Beside my Mother giving me helpful tips and tricks on surviving life as a twenty something year old, blogging has been both a positive and negative thing for me. Blogging has been an positive influence because I have been able to write so many different topics regarding nursing and lifestyle while giving you a hint of what my life is like, outside of a screen. But with the positives comes the negatives and that has lead to me experiencing life within a screen as I contemplate ideas, uploading blog posts and have often found myself planning ahead, becoming a fallen victim to FOMO (fear of missing out) and not being really able to quite unplug.
Having said that, making the decision to do something by yourself whether it be that face mask, relaxing bubble bath or spending 10 minutes staring at your reflection is spending time alone and not being attached to something with a screen.

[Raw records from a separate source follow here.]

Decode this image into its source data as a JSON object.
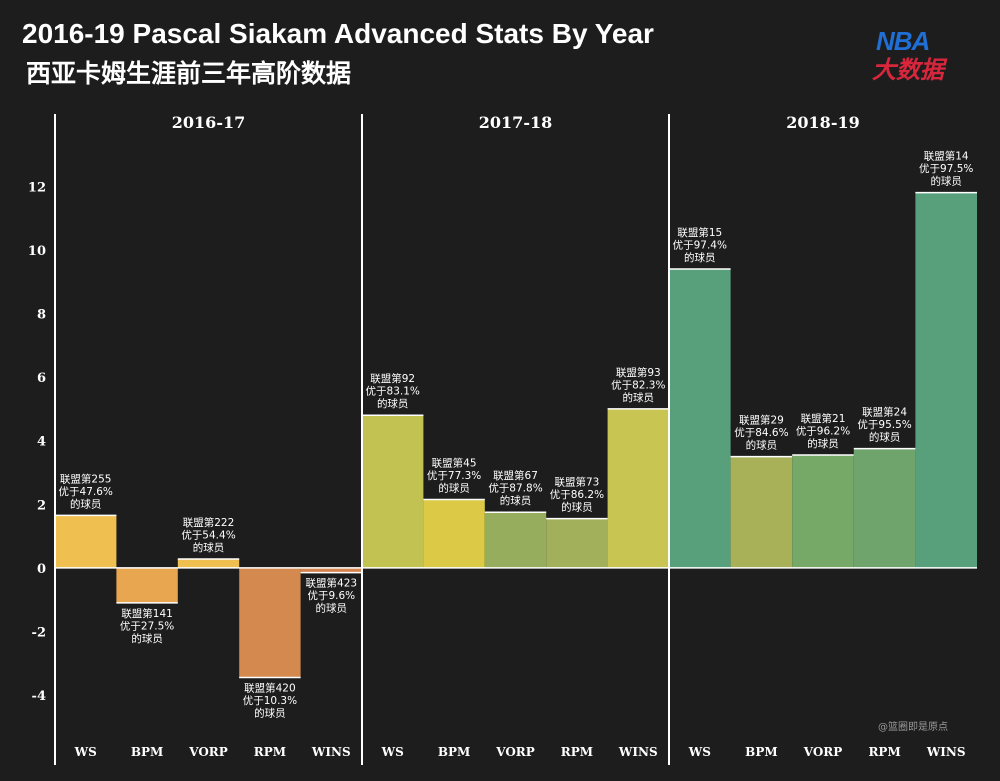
{
  "title_en": "2016-19 Pascal Siakam Advanced Stats By Year",
  "title_cn": "西亚卡姆生涯前三年高阶数据",
  "logo": {
    "top": "NBA",
    "bottom": "大数据"
  },
  "watermark": "@篮圈即是原点",
  "colors": {
    "background": "#1d1d1d",
    "axis": "#ffffff"
  },
  "chart_data": {
    "type": "bar",
    "ylim": [
      -6.2,
      14.4
    ],
    "yticks": [
      -4,
      -2,
      0,
      2,
      4,
      6,
      8,
      10,
      12
    ],
    "categories": [
      "WS",
      "BPM",
      "VORP",
      "RPM",
      "WINS"
    ],
    "panels": [
      {
        "name": "2016-17",
        "values": [
          1.65,
          -1.1,
          0.28,
          -3.45,
          -0.15
        ],
        "colors": [
          "#efc050",
          "#e8a650",
          "#efc050",
          "#d4894f",
          "#d48550"
        ],
        "labels": [
          [
            "联盟第255",
            "优于47.6%",
            "的球员"
          ],
          [
            "联盟第141",
            "优于27.5%",
            "的球员"
          ],
          [
            "联盟第222",
            "优于54.4%",
            "的球员"
          ],
          [
            "联盟第420",
            "优于10.3%",
            "的球员"
          ],
          [
            "联盟第423",
            "优于9.6%",
            "的球员"
          ]
        ]
      },
      {
        "name": "2017-18",
        "values": [
          4.8,
          2.15,
          1.75,
          1.55,
          5.0
        ],
        "colors": [
          "#c2c253",
          "#dcca46",
          "#97ad5e",
          "#a3b05b",
          "#c9c552"
        ],
        "labels": [
          [
            "联盟第92",
            "优于83.1%",
            "的球员"
          ],
          [
            "联盟第45",
            "优于77.3%",
            "的球员"
          ],
          [
            "联盟第67",
            "优于87.8%",
            "的球员"
          ],
          [
            "联盟第73",
            "优于86.2%",
            "的球员"
          ],
          [
            "联盟第93",
            "优于82.3%",
            "的球员"
          ]
        ]
      },
      {
        "name": "2018-19",
        "values": [
          9.4,
          3.5,
          3.55,
          3.75,
          11.8
        ],
        "colors": [
          "#58a07c",
          "#a9b158",
          "#76a868",
          "#6fa46c",
          "#58a07c"
        ],
        "labels": [
          [
            "联盟第15",
            "优于97.4%",
            "的球员"
          ],
          [
            "联盟第29",
            "优于84.6%",
            "的球员"
          ],
          [
            "联盟第21",
            "优于96.2%",
            "的球员"
          ],
          [
            "联盟第24",
            "优于95.5%",
            "的球员"
          ],
          [
            "联盟第14",
            "优于97.5%",
            "的球员"
          ]
        ]
      }
    ]
  }
}
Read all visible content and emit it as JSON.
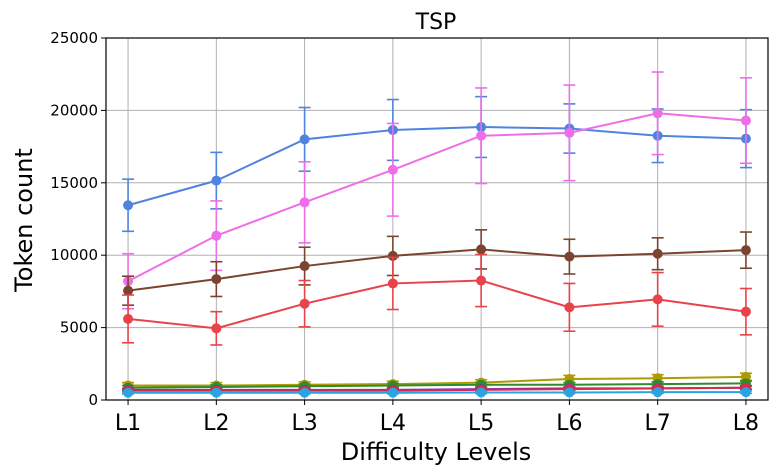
{
  "chart_data": {
    "type": "line",
    "title": "TSP",
    "xlabel": "Difficulty Levels",
    "ylabel": "Token count",
    "categories": [
      "L1",
      "L2",
      "L3",
      "L4",
      "L5",
      "L6",
      "L7",
      "L8"
    ],
    "ylim": [
      0,
      25000
    ],
    "yticks": [
      0,
      5000,
      10000,
      15000,
      20000,
      25000
    ],
    "grid": true,
    "series": [
      {
        "name": "blue",
        "color": "#4f83e0",
        "values": [
          13450,
          15150,
          18000,
          18650,
          18850,
          18750,
          18250,
          18050
        ],
        "errors": [
          1800,
          1950,
          2200,
          2100,
          2100,
          1700,
          1850,
          2000
        ]
      },
      {
        "name": "violet",
        "color": "#ee6ee8",
        "values": [
          8200,
          11350,
          13650,
          15900,
          18250,
          18450,
          19800,
          19300
        ],
        "errors": [
          1900,
          2400,
          2800,
          3200,
          3300,
          3300,
          2850,
          2950
        ]
      },
      {
        "name": "brown",
        "color": "#7b4430",
        "values": [
          7550,
          8350,
          9250,
          9950,
          10400,
          9900,
          10100,
          10350
        ],
        "errors": [
          1000,
          1200,
          1300,
          1350,
          1350,
          1200,
          1100,
          1250
        ]
      },
      {
        "name": "red",
        "color": "#e8434b",
        "values": [
          5600,
          4950,
          6650,
          8050,
          8250,
          6400,
          6950,
          6100
        ],
        "errors": [
          1650,
          1150,
          1600,
          1800,
          1800,
          1650,
          1850,
          1600
        ]
      },
      {
        "name": "olive",
        "color": "#b09a00",
        "values": [
          1000,
          1000,
          1050,
          1100,
          1200,
          1450,
          1500,
          1600
        ],
        "errors": [
          200,
          200,
          200,
          200,
          200,
          250,
          250,
          250
        ]
      },
      {
        "name": "green",
        "color": "#2e8b2e",
        "values": [
          850,
          900,
          950,
          1000,
          1050,
          1050,
          1100,
          1150
        ],
        "errors": [
          150,
          150,
          150,
          150,
          150,
          150,
          150,
          150
        ]
      },
      {
        "name": "purple",
        "color": "#8a2bb8",
        "values": [
          700,
          700,
          700,
          700,
          750,
          800,
          800,
          850
        ],
        "errors": [
          100,
          100,
          100,
          100,
          100,
          100,
          100,
          100
        ]
      },
      {
        "name": "crimson",
        "color": "#d02e4e",
        "values": [
          650,
          650,
          650,
          650,
          700,
          750,
          800,
          850
        ],
        "errors": [
          100,
          100,
          100,
          100,
          100,
          100,
          100,
          100
        ]
      },
      {
        "name": "cyan",
        "color": "#2aa4e0",
        "values": [
          500,
          500,
          500,
          500,
          520,
          520,
          540,
          540
        ],
        "errors": [
          80,
          80,
          80,
          80,
          80,
          80,
          80,
          80
        ]
      }
    ]
  }
}
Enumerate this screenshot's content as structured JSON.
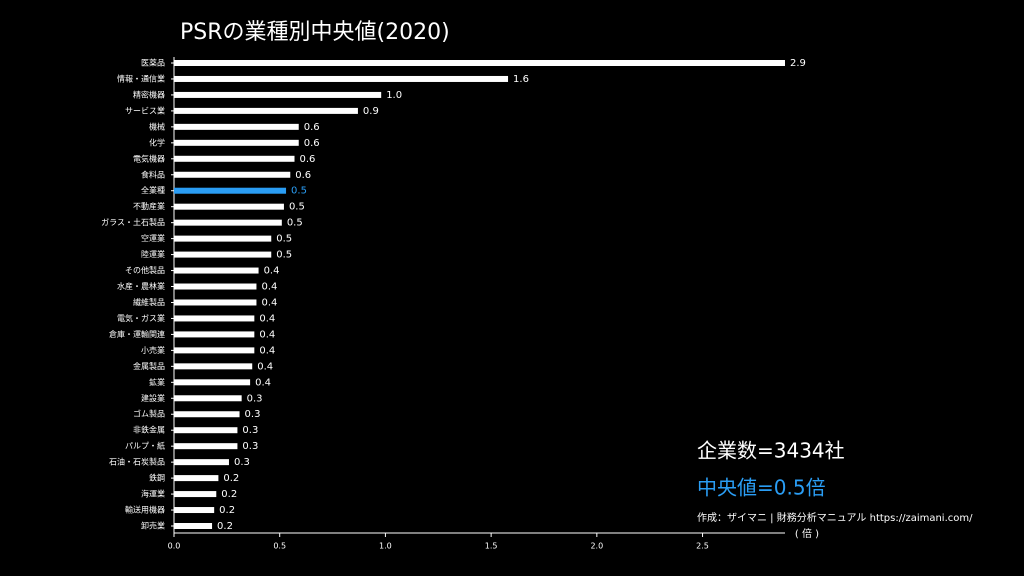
{
  "chart_data": {
    "type": "barh",
    "title": "PSRの業種別中央値(2020)",
    "categories": [
      "医薬品",
      "情報・通信業",
      "精密機器",
      "サービス業",
      "機械",
      "化学",
      "電気機器",
      "食料品",
      "全業種",
      "不動産業",
      "ガラス・土石製品",
      "空運業",
      "陸運業",
      "その他製品",
      "水産・農林業",
      "繊維製品",
      "電気・ガス業",
      "倉庫・運輸関連",
      "小売業",
      "金属製品",
      "鉱業",
      "建設業",
      "ゴム製品",
      "非鉄金属",
      "パルプ・紙",
      "石油・石炭製品",
      "鉄鋼",
      "海運業",
      "輸送用機器",
      "卸売業"
    ],
    "values": [
      2.89,
      1.58,
      0.98,
      0.87,
      0.59,
      0.59,
      0.57,
      0.55,
      0.53,
      0.52,
      0.51,
      0.46,
      0.46,
      0.4,
      0.39,
      0.39,
      0.38,
      0.38,
      0.38,
      0.37,
      0.36,
      0.32,
      0.31,
      0.3,
      0.3,
      0.26,
      0.21,
      0.2,
      0.19,
      0.18
    ],
    "value_labels": [
      "2.9",
      "1.6",
      "1.0",
      "0.9",
      "0.6",
      "0.6",
      "0.6",
      "0.6",
      "0.5",
      "0.5",
      "0.5",
      "0.5",
      "0.5",
      "0.4",
      "0.4",
      "0.4",
      "0.4",
      "0.4",
      "0.4",
      "0.4",
      "0.4",
      "0.3",
      "0.3",
      "0.3",
      "0.3",
      "0.3",
      "0.2",
      "0.2",
      "0.2",
      "0.2"
    ],
    "colors": [
      "#ffffff",
      "#ffffff",
      "#ffffff",
      "#ffffff",
      "#ffffff",
      "#ffffff",
      "#ffffff",
      "#ffffff",
      "#2a9df4",
      "#ffffff",
      "#ffffff",
      "#ffffff",
      "#ffffff",
      "#ffffff",
      "#ffffff",
      "#ffffff",
      "#ffffff",
      "#ffffff",
      "#ffffff",
      "#ffffff",
      "#ffffff",
      "#ffffff",
      "#ffffff",
      "#ffffff",
      "#ffffff",
      "#ffffff",
      "#ffffff",
      "#ffffff",
      "#ffffff",
      "#ffffff"
    ],
    "xlim": [
      0,
      2.89
    ],
    "xticks": [
      {
        "value": 0,
        "label": "0.0"
      },
      0.5,
      {
        "value": 1,
        "label": "1.0"
      },
      1.5,
      {
        "value": 2,
        "label": "2.0"
      },
      2.5
    ],
    "xlabel": "( 倍 )",
    "annotations": [
      {
        "text": "企業数=3434社",
        "color": "#ffffff"
      },
      {
        "text": "中央値=0.5倍",
        "color": "#2a9df4"
      },
      {
        "text": "作成：ザイマニ | 財務分析マニュアル https://zaimani.com/",
        "color": "#ffffff"
      }
    ]
  }
}
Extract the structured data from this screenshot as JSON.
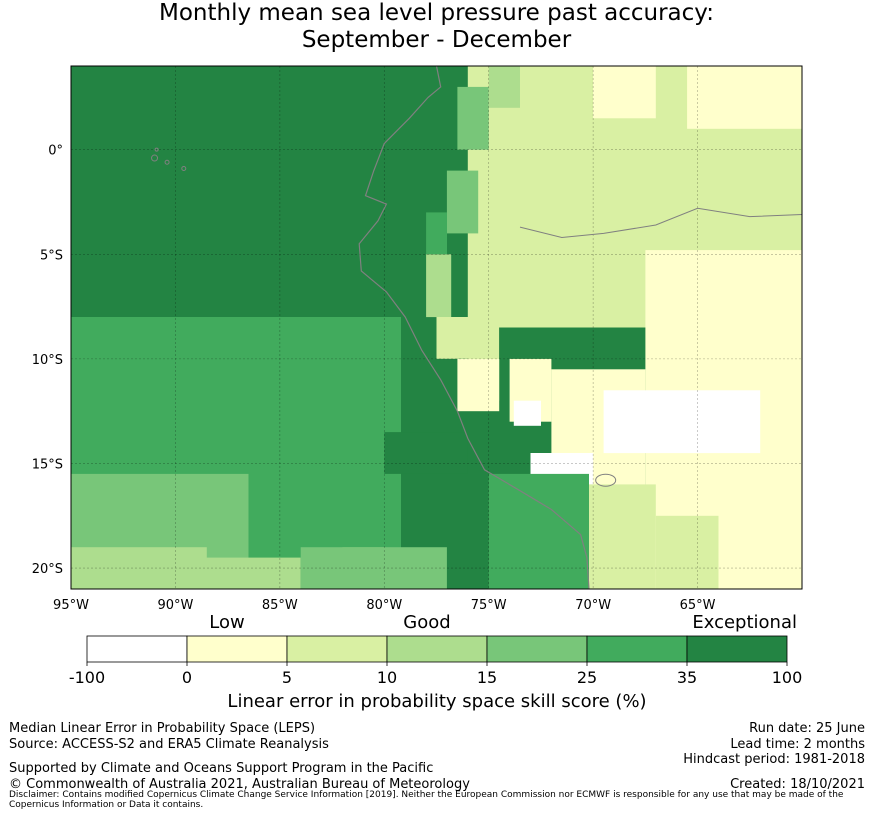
{
  "title": {
    "line1": "Monthly mean sea level pressure past accuracy:",
    "line2": "September - December"
  },
  "map": {
    "lon_range": [
      -95,
      -60
    ],
    "lat_range": [
      -21,
      4
    ],
    "lon_ticks": [
      {
        "value": -95,
        "label": "95°W"
      },
      {
        "value": -90,
        "label": "90°W"
      },
      {
        "value": -85,
        "label": "85°W"
      },
      {
        "value": -80,
        "label": "80°W"
      },
      {
        "value": -75,
        "label": "75°W"
      },
      {
        "value": -70,
        "label": "70°W"
      },
      {
        "value": -65,
        "label": "65°W"
      }
    ],
    "lat_ticks": [
      {
        "value": 0,
        "label": "0°"
      },
      {
        "value": -5,
        "label": "5°S"
      },
      {
        "value": -10,
        "label": "10°S"
      },
      {
        "value": -15,
        "label": "15°S"
      },
      {
        "value": -20,
        "label": "20°S"
      }
    ],
    "gridlines": true,
    "coastline_color": "#808080"
  },
  "colorbar": {
    "bounds": [
      "-100",
      "0",
      "5",
      "10",
      "15",
      "25",
      "35",
      "100"
    ],
    "colors": [
      "#ffffff",
      "#ffffcc",
      "#d9f0a3",
      "#addd8e",
      "#78c679",
      "#41ab5d",
      "#238443"
    ],
    "category_labels": [
      "Low",
      "Good",
      "Exceptional"
    ],
    "label": "Linear error in probability space skill score (%)"
  },
  "footer": {
    "left_line1": "Median Linear Error in Probability Space (LEPS)",
    "left_line2": "Source: ACCESS-S2 and ERA5 Climate Reanalysis",
    "support": "Supported by Climate and Oceans Support Program in the Pacific",
    "copyright": "© Commonwealth of Australia 2021, Australian Bureau of Meteorology",
    "run_date": "Run date: 25 June",
    "lead_time": "Lead time: 2 months",
    "hindcast": "Hindcast period: 1981-2018",
    "created": "Created: 18/10/2021",
    "disclaimer": "Disclaimer: Contains modified Copernicus Climate Change Service Information [2019]. Neither the European Commission nor ECMWF is responsible for any use that may be made of the Copernicus Information or Data it contains."
  }
}
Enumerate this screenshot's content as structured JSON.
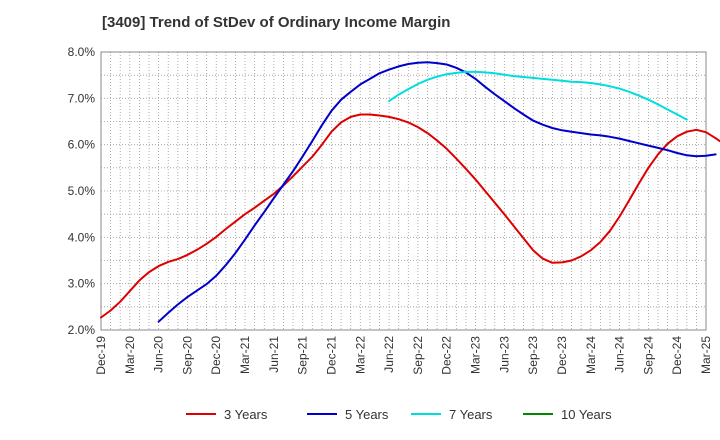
{
  "chart_data": {
    "type": "line",
    "title": "[3409]  Trend of StDev of Ordinary Income Margin",
    "xlabel": "",
    "ylabel": "",
    "ylim": [
      2.0,
      8.0
    ],
    "y_ticks": [
      "2.0%",
      "3.0%",
      "4.0%",
      "5.0%",
      "6.0%",
      "7.0%",
      "8.0%"
    ],
    "x_ticks": [
      "Dec-19",
      "Mar-20",
      "Jun-20",
      "Sep-20",
      "Dec-20",
      "Mar-21",
      "Jun-21",
      "Sep-21",
      "Dec-21",
      "Mar-22",
      "Jun-22",
      "Sep-22",
      "Dec-22",
      "Mar-23",
      "Jun-23",
      "Sep-23",
      "Dec-23",
      "Mar-24",
      "Jun-24",
      "Sep-24",
      "Dec-24",
      "Mar-25"
    ],
    "grid": true,
    "legend_position": "bottom",
    "series": [
      {
        "name": "3 Years",
        "color": "#dd0000",
        "start_index": 0,
        "values": [
          2.27,
          2.42,
          2.61,
          2.84,
          3.07,
          3.25,
          3.38,
          3.47,
          3.53,
          3.62,
          3.73,
          3.86,
          4.01,
          4.18,
          4.34,
          4.5,
          4.64,
          4.79,
          4.94,
          5.12,
          5.32,
          5.53,
          5.74,
          6.0,
          6.28,
          6.48,
          6.6,
          6.65,
          6.65,
          6.63,
          6.6,
          6.55,
          6.48,
          6.38,
          6.25,
          6.09,
          5.91,
          5.7,
          5.48,
          5.25,
          5.0,
          4.75,
          4.5,
          4.24,
          3.98,
          3.72,
          3.54,
          3.45,
          3.46,
          3.5,
          3.59,
          3.72,
          3.9,
          4.14,
          4.45,
          4.8,
          5.16,
          5.5,
          5.79,
          6.02,
          6.18,
          6.28,
          6.32,
          6.27,
          6.14,
          6.0,
          5.9,
          5.79,
          5.68,
          5.56,
          5.45
        ]
      },
      {
        "name": "5 Years",
        "color": "#0000cc",
        "start_index": 6,
        "values": [
          2.18,
          2.37,
          2.55,
          2.71,
          2.85,
          2.99,
          3.17,
          3.4,
          3.66,
          3.95,
          4.26,
          4.55,
          4.85,
          5.14,
          5.43,
          5.75,
          6.08,
          6.42,
          6.73,
          6.97,
          7.14,
          7.3,
          7.42,
          7.54,
          7.62,
          7.69,
          7.74,
          7.77,
          7.78,
          7.76,
          7.73,
          7.66,
          7.56,
          7.42,
          7.25,
          7.09,
          6.94,
          6.79,
          6.65,
          6.52,
          6.43,
          6.36,
          6.31,
          6.28,
          6.25,
          6.22,
          6.2,
          6.17,
          6.13,
          6.08,
          6.03,
          5.98,
          5.93,
          5.88,
          5.82,
          5.77,
          5.75,
          5.76,
          5.79
        ]
      },
      {
        "name": "7 Years",
        "color": "#00dddd",
        "start_index": 30,
        "values": [
          6.94,
          7.08,
          7.2,
          7.31,
          7.4,
          7.47,
          7.52,
          7.55,
          7.57,
          7.57,
          7.56,
          7.54,
          7.51,
          7.48,
          7.46,
          7.44,
          7.42,
          7.4,
          7.38,
          7.36,
          7.35,
          7.33,
          7.3,
          7.26,
          7.21,
          7.14,
          7.06,
          6.97,
          6.87,
          6.76,
          6.65,
          6.54
        ]
      },
      {
        "name": "10 Years",
        "color": "#008800",
        "start_index": 0,
        "values": []
      }
    ]
  }
}
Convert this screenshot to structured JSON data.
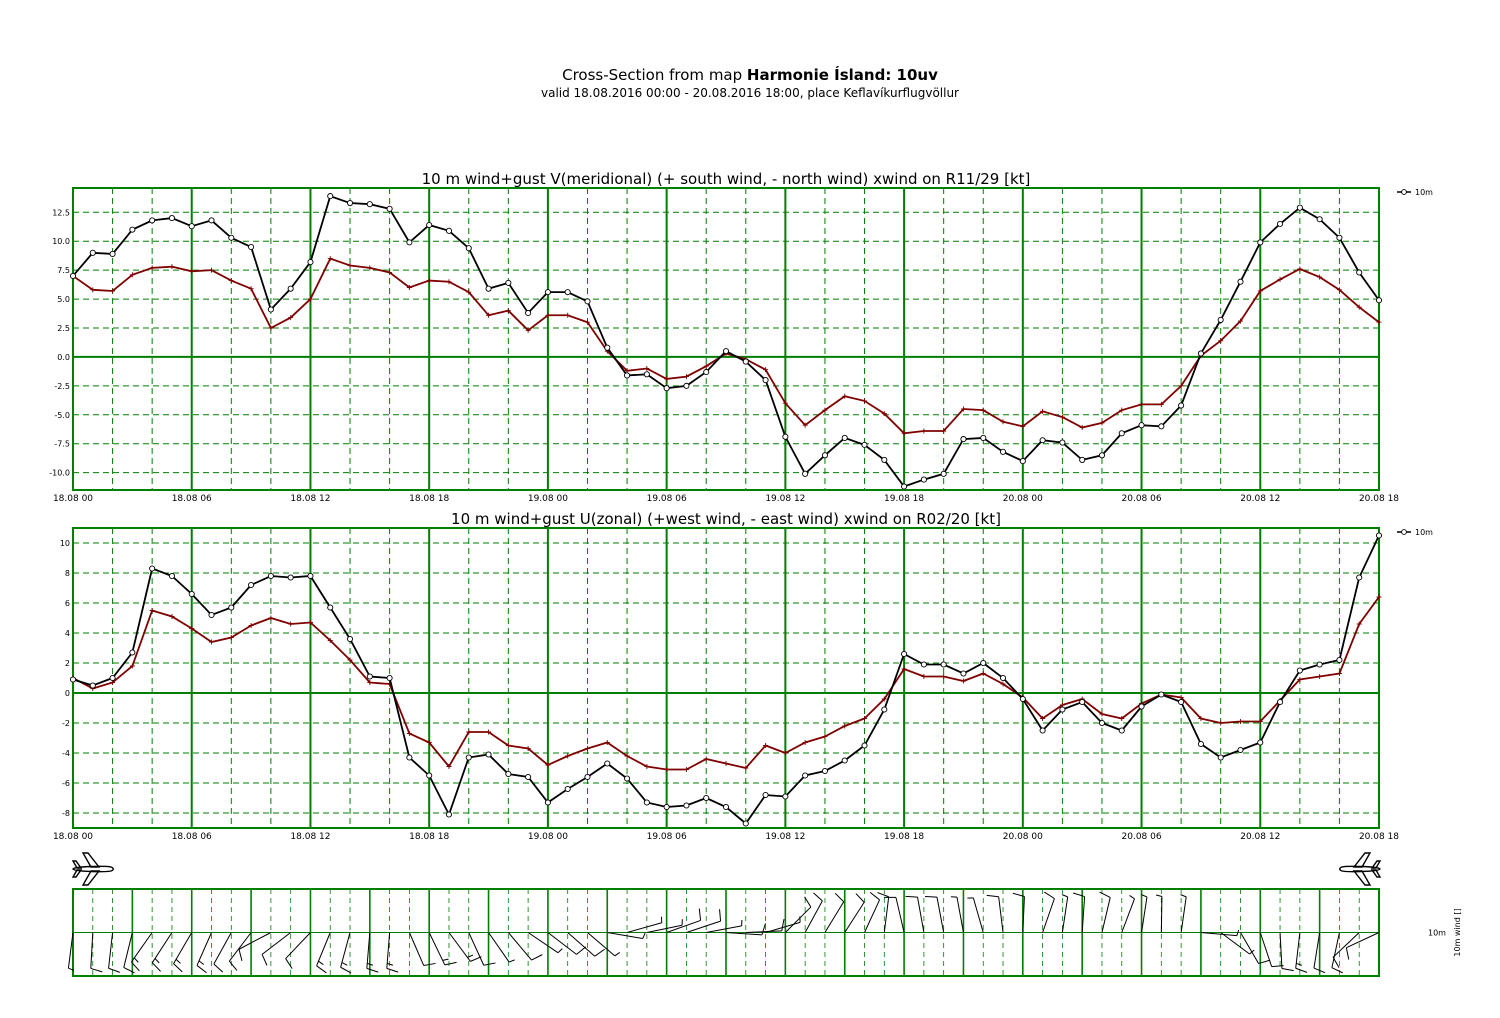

Disconnecting for an evening or if you’re really brave, a weekend, will allow you to realize how we’ve become dependent on our devices as they’re used as crutch to fill in any voids. At the end of your self-imposed seclusion from devices, you’ll know how to be present in the moment and with yourself as it will come naturally when surrounded by others.
This means there is to be no more Facebook, Snapchat, Instragram or any other platform for social media over dinner.
4. Take a break and indulge in ‘me’ time.
As an extrovert who loves socialising and gaining energy and strength from like minded people, I was always afraid while growing up that spending time alone by myself would always cause me to become lonely. However as an adult who often spends a majority of her time seeking the solace of being alone and the hidden comfort of doing something for me by me, being alone doesn’t always equal to doing things that make you feel uncomfortable or unsafe. Instead, I’ve discovered the secret joys of being able to walk into an art museum and spend countless hours simply gazing at the quietly hidden brush strokes behind the glorious painting or reading snippets of books that hold my attention.
When it comes to spending time by yourself for yourself, it should be done on a daily or weekly basis and it should and can be an indulgent experience for you. Whether you chose to spend your time catching up on a favourite show or in my case, a week’s worth of shows being savoured on hold or reading the day away, spending an indulgent amount of time on yourself shouldn’t be expensive (unless you wish it to be) and you shouldn’t necessarily feel bad about it because you are simply, enjoying every last minute of it.
5. Step out and begin life at the end of your comfort zone
There shall always be a part of us that never wants to step out of the comfort zone we make for ourselves; as it means that we have to face the unknown, awaiting challenges and is often, a plain and scary thought of having no landing pad to break our fall. Yes, it is a daunting thought of not knowing what lurks beyond what the eye sees and it is that moment when we push past our insecurities, self-doubt and questioning mind that we start to experience what life is really about and who we are as a person.
If I hadn’t stepped out of my comfort zone all those years ago, I suspect I wouldn’t have started blogging as a result of being accepted into college and no doubt, would find myself with a monobrow drawn onto my face as I’ve fallen asleep on the bus to hell. As a result of stepping out and experiencing what life has to offer, I’ve gone out to dinner countless (something which is not scary at all) and seen a movie by myself.
Whether you choose to spend your Sunday mornings in bed with a cup of coffee or popping the plug into the tub and asking the Hubby or Wife to mind the kids for 20 minutes, spending time alone is about balance and moderation. Although if you can’t remember off the top of your head when you last caught up with a girlfriend over coffee or hung out around the barbecue with a beer in hand with the guys than I suggest contacting a friend or friends.